I assume you’re referring to nazism, which by the way is not illegal in Sweden[\quote]
Well, I do distinctly remember reading a few years ago about two American teenagers who were arrested for making the Nazi salute at a punk concert. It would never occur to American kids that making a gesture could be illegal. Isn’t this gesture illegal there? If so, there’s not a lot of difference in my mind between that and the party being illegal. It’s still making “thoughts,” or allegiences, a crime.
As for the tv stations, I’m referring more to things like the Sex Pistols not getting their singles on the radio because the BBC was radio in Britain, and they absolutely refused to do so. When the government controls the means of information dissemination, there’s going to be a price paid. Everyone wants to preserve their position, and monarchical governments do not have the best historical record of encouraging or tolerating dissent.
The OP makes the point that membership in any party is okay as long as it doesn’t lead
to illegal activities. The same is true in Germany, only their definition of “illegal” is
broader. So the real question is, what is illegal? “Treason” is illegal everywhere, but its
definition can range from “only giving aid and comfort to the enemy” to “making fun of
This is not the case, clearly. It is illegal to advocate the Nazi party in Germany. It is also illegal to be historically wrong and say that the Nazis didn’t mean to kill all those people, they just did a bad job of running the camps. These are clearly thought crimes.
Treason is illegal everywhere, because it is an action. The only thing in America that comes even close to being a thought crime is advocating violent overthrow of the elected government. In America, I can say, should I be so sociopathic, “Let’s kill all the lawyers! I mean, let’s really kill all the lawyers! Let’s elect a govenment that will pass a law that will make being a lawyer a death penalty offense!”
Note that I did not actually plan to personally kill anyone, and that I planned to do it only if I could get the populace to actually elect a government that would authorize the actions. To prevent by law the advocation of a view for the government to hold is clearly making a thought crime.

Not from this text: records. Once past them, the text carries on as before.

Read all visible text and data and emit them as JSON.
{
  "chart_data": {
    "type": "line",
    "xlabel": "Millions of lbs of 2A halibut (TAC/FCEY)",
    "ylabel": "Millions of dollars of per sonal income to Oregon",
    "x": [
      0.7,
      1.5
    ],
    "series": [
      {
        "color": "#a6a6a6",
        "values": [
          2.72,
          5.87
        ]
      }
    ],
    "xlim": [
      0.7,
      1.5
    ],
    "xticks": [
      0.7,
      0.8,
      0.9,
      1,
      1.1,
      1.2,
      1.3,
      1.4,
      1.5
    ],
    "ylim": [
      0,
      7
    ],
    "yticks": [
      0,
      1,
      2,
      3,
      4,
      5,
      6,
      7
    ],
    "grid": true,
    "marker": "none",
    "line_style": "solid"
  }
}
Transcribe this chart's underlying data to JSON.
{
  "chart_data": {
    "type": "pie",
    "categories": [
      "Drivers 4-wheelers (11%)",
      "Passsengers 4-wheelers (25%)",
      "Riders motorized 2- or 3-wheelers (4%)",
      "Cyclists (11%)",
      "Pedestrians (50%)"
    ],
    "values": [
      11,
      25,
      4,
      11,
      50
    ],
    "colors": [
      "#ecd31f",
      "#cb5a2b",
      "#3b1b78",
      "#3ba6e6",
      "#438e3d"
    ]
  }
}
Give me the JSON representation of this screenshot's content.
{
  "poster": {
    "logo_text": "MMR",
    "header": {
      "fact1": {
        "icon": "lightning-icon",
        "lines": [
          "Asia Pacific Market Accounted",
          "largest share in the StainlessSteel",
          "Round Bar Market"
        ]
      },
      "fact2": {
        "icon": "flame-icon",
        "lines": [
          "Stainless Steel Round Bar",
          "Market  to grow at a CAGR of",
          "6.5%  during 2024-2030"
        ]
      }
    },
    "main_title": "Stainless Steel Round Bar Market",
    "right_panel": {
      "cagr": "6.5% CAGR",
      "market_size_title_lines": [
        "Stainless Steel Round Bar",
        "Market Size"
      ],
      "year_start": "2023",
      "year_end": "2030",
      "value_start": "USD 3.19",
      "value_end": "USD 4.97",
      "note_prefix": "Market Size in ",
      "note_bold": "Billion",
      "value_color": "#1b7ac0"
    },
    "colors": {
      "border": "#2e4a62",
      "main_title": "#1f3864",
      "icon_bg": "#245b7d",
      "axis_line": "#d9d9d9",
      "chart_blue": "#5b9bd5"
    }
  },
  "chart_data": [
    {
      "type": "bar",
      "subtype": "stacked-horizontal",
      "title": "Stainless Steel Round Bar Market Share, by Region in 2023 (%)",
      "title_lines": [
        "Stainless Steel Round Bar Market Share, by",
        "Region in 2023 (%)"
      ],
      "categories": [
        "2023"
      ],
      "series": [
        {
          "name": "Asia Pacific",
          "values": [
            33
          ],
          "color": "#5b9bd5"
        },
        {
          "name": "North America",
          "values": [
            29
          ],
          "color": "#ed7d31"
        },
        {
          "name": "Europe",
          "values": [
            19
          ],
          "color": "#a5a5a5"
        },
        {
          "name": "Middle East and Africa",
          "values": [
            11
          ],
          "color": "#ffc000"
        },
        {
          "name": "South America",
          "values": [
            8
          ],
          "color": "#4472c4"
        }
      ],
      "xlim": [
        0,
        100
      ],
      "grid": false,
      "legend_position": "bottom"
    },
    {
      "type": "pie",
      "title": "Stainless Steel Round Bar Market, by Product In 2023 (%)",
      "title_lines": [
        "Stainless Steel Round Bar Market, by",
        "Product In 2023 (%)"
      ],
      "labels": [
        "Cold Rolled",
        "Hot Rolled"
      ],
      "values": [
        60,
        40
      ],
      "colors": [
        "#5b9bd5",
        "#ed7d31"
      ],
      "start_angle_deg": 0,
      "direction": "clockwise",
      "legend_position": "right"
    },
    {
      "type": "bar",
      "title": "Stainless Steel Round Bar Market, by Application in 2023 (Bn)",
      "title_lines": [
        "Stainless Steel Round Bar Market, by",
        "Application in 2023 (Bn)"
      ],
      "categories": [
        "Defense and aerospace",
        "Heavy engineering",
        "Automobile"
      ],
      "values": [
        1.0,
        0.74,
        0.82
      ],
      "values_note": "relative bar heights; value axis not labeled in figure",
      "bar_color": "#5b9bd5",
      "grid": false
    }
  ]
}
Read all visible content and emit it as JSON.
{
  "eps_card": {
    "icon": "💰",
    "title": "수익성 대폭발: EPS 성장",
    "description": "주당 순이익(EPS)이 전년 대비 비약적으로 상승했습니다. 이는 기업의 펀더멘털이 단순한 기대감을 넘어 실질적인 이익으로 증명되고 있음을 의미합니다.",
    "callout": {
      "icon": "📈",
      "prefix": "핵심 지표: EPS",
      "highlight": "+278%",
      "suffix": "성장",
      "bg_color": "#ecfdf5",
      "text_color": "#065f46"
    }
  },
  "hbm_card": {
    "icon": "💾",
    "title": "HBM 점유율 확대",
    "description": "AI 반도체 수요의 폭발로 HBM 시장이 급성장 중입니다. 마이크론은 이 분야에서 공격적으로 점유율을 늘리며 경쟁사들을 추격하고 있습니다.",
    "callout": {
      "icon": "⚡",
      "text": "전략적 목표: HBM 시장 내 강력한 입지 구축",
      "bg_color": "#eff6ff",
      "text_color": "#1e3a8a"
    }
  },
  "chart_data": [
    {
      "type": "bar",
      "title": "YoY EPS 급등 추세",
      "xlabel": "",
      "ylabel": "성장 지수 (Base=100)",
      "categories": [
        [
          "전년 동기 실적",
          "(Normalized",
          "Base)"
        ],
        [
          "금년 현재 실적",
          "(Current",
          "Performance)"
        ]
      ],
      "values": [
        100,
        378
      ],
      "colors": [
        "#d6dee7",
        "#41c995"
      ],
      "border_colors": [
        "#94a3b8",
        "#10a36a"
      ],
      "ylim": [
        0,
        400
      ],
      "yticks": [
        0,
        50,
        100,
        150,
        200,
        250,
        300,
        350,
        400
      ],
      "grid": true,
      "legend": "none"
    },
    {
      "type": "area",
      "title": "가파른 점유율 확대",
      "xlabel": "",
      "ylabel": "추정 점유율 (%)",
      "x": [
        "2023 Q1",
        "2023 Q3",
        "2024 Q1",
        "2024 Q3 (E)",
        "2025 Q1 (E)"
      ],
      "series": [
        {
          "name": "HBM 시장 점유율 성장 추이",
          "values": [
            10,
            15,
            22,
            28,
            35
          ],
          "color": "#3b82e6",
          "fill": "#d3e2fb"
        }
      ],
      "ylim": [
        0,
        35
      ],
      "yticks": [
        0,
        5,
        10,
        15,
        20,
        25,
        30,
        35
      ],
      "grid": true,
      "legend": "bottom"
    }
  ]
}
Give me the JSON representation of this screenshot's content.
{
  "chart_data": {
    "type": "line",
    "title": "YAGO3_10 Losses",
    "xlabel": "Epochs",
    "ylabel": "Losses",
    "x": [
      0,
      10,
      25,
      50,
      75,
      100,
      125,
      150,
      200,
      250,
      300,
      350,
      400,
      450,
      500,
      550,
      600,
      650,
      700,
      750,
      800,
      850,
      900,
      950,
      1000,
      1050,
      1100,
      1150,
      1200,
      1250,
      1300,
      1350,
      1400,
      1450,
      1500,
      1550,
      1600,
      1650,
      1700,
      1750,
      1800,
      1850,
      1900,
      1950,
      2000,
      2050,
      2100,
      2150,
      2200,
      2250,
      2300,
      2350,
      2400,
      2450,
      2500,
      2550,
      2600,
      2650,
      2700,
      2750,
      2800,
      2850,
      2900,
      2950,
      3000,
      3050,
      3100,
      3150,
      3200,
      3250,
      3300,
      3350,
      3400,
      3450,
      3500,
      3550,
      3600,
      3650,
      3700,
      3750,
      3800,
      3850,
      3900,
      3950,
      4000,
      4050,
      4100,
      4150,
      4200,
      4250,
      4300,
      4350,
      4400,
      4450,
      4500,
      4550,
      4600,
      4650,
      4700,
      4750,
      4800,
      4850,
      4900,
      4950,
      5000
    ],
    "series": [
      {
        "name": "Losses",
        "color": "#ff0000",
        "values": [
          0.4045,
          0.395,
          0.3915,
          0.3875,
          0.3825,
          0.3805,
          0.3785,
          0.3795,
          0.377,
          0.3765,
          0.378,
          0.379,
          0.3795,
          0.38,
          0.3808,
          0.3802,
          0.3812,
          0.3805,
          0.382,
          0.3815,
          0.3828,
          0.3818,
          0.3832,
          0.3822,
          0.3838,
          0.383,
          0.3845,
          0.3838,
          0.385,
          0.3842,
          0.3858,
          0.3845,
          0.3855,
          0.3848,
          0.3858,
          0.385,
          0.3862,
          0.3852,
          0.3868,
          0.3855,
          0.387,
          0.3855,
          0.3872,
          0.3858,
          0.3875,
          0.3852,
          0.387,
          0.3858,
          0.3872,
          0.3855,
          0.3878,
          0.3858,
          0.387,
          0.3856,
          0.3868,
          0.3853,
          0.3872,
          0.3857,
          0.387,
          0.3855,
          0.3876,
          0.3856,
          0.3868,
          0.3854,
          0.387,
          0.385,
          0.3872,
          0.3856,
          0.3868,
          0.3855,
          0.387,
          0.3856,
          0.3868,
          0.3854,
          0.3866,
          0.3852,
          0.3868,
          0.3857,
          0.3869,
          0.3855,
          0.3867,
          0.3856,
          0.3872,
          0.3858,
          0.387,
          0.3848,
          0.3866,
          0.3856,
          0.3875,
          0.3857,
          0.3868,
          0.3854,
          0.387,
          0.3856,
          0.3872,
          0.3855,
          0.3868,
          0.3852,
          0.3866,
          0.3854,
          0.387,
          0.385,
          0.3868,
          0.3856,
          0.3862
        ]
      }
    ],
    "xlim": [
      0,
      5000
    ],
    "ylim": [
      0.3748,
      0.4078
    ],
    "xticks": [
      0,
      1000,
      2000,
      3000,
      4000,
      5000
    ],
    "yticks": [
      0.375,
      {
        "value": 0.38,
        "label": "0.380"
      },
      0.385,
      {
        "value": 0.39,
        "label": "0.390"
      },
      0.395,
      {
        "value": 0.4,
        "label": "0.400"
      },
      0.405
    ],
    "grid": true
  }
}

I’ve been holding off, but really, this is too easy. “Making fun of the Mayor?” This is your example of things that are illegal, but aren’t thought crimes? Also, fairly implicit in this whole paragraph is an inconsistant thought. The German government lets you join any party and advocate what you want, as long as you don’t do anything illegal, oh, which by the way, can include saying certain things, holding certain opinions, joining certain political parties, and making certain gestures.
Other than the restrictions, they don’t have any restrictions. Or, the only illegal things are the ones that are illegal. And they get to decide which things those are.